THANKS TO the activities of Sean FitzPatrick and others, it’s fair to say that Ireland Inc’s street cred isn’t very high at present.
The IFSC has variously been described as “Liechtenstein-on- the-Liffey” and the “Wild West” by international media.
Yet remarkably, Dublin has been ranked as a top 10 global financial centre for the first time.
Dublin moved up three places to 10th in the latest edition of the Global Financial Centres Index, which is produced twice a year by the City of London.
Top spot once again went to London, followed by New York, Singapore, Hong Kong and Zurich. Dublin leapfrogged Tokyo and Sydney and put extra daylight between itself and Luxembourg, Paris and Toronto.
When broken into categories, Dublin was ninth in asset management and sixth in terms of insurance.
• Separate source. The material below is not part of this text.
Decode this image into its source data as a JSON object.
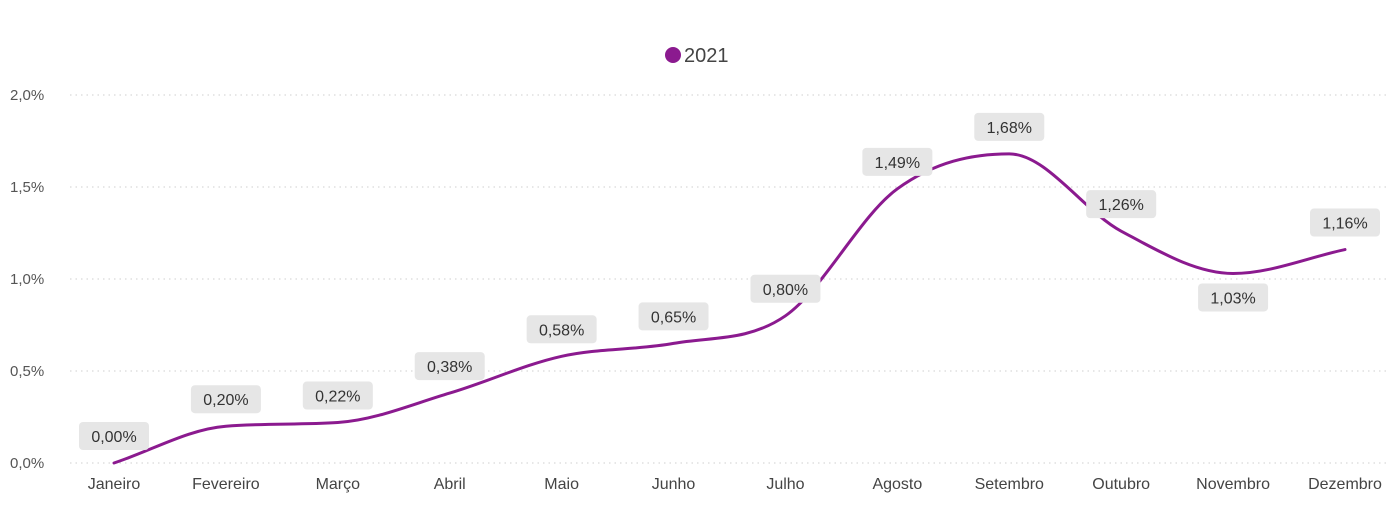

Our capital city was eighth in terms of general competitiveness.
Intriguingly, Dublin was ranked fourth – behind London, New York and Hong Kong – by people who aren’t based here. This, according to the report’s commentary, shows Dublin is “better connected” than its overall rating would suggest.
In its commentary, the report said of our fair city: “Dublin has benefited from the Irish Government’s investment over the past decade, which has made Ireland a cost-efficient location for banking operations. Dublin is also an attractive destination for investment and corporate tax residence.
“Dublin has climbed three places in the rankings despite recent worries about the Irish economy as a whole.”
The report was compiled in the months leading up to the end of December, when much of the bad news about Anglo Irish Bank and our other financials was already in the public domain.
The Irish Banking Federation described the report’s findings as “a welcome vote of confidence from the international community”. Indeed.
“Going forward, the focus must be on shaping the most appropriate policy and regulatory environment,” the IBF added. Never a truer word was spoken.